Ik heb zojuist een van de Kamerleden toegezegd dat wij deze discussie in alle omvang, met alle finesses, in het kader van de evaluatie van de Algemene wet gelijke behandeling met de Kamer zullen voeren. Dit gebeurt voor de zomer. Dat lijkt mij de beste gelegenheid. De Kamer heeft dan alle stukken en het kabinet heeft zijn standpunt dan voorbereid. Dan kunnen wij daarover een serieus debat voeren.

Mevrouw Verdonk (Verdonk):

Voorzitter. Ik ken deze minister als iemand met principes. Daarom heb ik deze minister ook hoog zitten. Het gaat hier vandaag om een heel belangrijk principe, namelijk discriminatie van homo's. Het moet mij toch van het hart dat ik juist van deze minister nu een principieel standpunt had verwacht. Het maakt niet uit of de Kamer wel of niet de brief van de Europese Commissie heeft gelezen. Deze is trouwens gedateerd op 31 januari en had dus al lang verspreid kunnen worden. Het gaat echter om het principe. Deze minister staat hier als een man met principes. Moet het enkele feit inzake discriminatie van homo's nu wel of niet uit de wet?

Minister Plasterk:

Voorzitter. Het ging er mij nu juist om dat de Kamer mij vandaag niet heeft uitgenodigd om te spreken over de discriminatie van homo's was, maar over de brief waarvan mevrouw Verdonk vindt dat deze al lang verspreid had moeten zijn. In verband met het verkeer met deze Kamer heb ik het risico genomen zo dadelijk in de boeien te worden geslagen, want ik had formeel toestemming moeten hebben van de Europese Commissie om de brief uit te reiken; die toestemming heb ik echter niet gevraagd. Ik ga dus ver in de informatieverstrekking aan de Kamer. De Kamer kan vervolgens kijken wat er in de brief staat. Wij zullen zien hoe het zal lopen. Ik vind overigens dat de Europese machten deze discussie zelf hebben opgeroepen door dat persbericht, vandaar dat ik deze afsluitende zin maak. Maar ik heb antwoord gegeven op de vraag. Ik ben tegen het discrimineren van homo's!

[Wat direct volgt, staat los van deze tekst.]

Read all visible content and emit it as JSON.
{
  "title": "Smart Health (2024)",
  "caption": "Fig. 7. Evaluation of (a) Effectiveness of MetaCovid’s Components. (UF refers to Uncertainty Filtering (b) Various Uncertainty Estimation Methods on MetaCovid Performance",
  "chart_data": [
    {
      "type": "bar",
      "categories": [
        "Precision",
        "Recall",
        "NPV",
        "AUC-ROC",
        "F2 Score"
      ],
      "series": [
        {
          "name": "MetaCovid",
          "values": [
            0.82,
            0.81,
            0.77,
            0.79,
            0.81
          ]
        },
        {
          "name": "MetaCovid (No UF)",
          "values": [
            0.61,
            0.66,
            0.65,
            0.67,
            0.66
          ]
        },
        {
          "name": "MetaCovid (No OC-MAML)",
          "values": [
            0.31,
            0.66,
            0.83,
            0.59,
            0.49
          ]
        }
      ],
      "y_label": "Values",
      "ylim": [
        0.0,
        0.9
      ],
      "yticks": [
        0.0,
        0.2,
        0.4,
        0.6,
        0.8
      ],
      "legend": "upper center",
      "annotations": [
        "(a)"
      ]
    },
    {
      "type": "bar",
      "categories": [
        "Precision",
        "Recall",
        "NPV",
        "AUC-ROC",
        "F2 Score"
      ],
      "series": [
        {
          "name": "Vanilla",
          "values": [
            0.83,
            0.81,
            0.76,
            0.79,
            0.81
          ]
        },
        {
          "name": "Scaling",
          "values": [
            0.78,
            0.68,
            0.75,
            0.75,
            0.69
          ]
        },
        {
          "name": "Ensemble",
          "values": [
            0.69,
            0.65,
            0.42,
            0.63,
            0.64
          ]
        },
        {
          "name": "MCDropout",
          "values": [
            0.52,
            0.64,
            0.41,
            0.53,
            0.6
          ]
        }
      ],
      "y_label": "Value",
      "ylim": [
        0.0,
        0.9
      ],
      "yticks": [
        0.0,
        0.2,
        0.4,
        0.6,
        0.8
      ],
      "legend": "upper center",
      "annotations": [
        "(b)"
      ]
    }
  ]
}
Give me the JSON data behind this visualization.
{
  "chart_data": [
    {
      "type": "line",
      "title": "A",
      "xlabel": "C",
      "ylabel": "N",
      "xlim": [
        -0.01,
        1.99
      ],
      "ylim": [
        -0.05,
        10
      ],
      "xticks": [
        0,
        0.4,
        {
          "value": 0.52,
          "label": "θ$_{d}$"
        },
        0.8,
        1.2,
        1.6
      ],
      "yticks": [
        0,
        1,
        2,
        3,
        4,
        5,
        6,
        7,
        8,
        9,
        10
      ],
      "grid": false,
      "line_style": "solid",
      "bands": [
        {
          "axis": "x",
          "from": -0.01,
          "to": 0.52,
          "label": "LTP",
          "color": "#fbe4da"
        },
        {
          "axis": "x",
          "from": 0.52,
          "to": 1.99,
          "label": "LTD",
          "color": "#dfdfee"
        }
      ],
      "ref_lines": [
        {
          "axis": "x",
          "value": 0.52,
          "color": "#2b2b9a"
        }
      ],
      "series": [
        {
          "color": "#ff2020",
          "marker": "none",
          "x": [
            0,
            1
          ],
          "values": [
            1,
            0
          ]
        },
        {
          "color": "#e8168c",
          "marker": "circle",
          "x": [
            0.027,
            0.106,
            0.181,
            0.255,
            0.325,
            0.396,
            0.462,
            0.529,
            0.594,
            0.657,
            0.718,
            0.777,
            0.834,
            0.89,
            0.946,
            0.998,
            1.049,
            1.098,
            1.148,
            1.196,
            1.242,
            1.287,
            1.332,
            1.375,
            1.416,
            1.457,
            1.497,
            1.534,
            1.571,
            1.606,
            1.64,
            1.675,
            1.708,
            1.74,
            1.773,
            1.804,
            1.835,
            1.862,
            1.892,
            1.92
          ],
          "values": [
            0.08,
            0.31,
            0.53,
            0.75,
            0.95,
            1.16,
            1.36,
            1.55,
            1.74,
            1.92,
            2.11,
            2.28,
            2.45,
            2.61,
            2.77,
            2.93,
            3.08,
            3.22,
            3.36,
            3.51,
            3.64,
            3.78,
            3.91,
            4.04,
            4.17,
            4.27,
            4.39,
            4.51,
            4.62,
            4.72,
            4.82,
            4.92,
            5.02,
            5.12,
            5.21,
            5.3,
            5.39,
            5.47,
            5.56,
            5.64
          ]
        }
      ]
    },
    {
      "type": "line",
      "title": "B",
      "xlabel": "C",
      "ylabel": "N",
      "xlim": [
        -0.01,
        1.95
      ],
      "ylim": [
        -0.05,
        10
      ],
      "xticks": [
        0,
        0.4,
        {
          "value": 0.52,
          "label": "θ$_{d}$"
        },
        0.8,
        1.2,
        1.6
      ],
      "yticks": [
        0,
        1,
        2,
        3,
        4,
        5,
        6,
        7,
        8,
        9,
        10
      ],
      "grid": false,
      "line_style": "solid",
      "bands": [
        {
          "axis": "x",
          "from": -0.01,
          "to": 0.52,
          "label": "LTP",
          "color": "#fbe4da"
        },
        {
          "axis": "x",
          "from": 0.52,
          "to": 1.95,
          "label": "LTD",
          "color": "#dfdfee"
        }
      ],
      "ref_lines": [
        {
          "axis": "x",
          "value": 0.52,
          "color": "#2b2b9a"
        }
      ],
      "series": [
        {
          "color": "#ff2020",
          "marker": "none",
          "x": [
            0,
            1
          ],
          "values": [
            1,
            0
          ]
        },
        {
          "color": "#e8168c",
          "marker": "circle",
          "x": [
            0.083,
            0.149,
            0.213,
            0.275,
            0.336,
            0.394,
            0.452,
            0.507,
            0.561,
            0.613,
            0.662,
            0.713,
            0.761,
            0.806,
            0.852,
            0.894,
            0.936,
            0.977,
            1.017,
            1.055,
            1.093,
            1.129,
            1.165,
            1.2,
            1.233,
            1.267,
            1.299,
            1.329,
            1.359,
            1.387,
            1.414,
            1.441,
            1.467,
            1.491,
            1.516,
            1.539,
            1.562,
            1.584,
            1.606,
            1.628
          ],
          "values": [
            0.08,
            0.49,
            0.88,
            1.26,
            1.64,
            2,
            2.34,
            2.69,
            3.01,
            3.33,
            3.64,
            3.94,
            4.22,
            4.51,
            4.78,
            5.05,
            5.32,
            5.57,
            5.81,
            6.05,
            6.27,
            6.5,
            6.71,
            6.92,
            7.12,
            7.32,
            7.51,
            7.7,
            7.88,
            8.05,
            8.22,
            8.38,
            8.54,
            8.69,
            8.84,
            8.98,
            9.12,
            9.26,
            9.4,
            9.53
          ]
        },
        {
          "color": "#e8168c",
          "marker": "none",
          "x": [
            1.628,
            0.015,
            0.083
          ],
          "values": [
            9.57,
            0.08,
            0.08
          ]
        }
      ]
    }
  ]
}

Mevrouw Verdonk (Verdonk):

Haalt de minister het enkele feit uit de wet? Ja of nee? De minister is toch een man van principes?

Minister Plasterk:

Daarover heb ik tegen een aantal andere Kamerleden gezegd hoe wij dat precies in de wet zullen vastleggen. Wij komen daar voor de zomer op terug. Op dat moment kan mevrouw Verdonk mij naar al mijn principes vragen. Alles heeft zijn plaats en uur.

Mevrouw Koşer Kaya (D66):

Voorzitter. Ik vind dat de minister nu een beetje aan het draaien is. Wij hebben in het verleden gezien dat bepaalde reformatorische scholen homoseksuele leraren hebben geweigerd. Is het denkbaar, met deze coalitie van PvdA, CDA en ChristenUnie, dat homoseksuele leraren opnieuw geweigerd worden?

Minister Plasterk:

Voorzitter. Ik heb die vraag reeds beantwoord. Wij komen voor de zomer op het gehele onderwerp van docenten bij scholen terug.

Mevrouw Koşer Kaya (D66):

Mijn vraag is helder. Ja of nee?

De voorzitter:

Uw vraag is helder, maar het antwoord van de minister ook. Het is alleen niet uw antwoord.

Hiermee zijn wij aan het eind gekomen van deze serie vragen. Ik dank de minister en de staatssecretaris voor de gegeven antwoorden.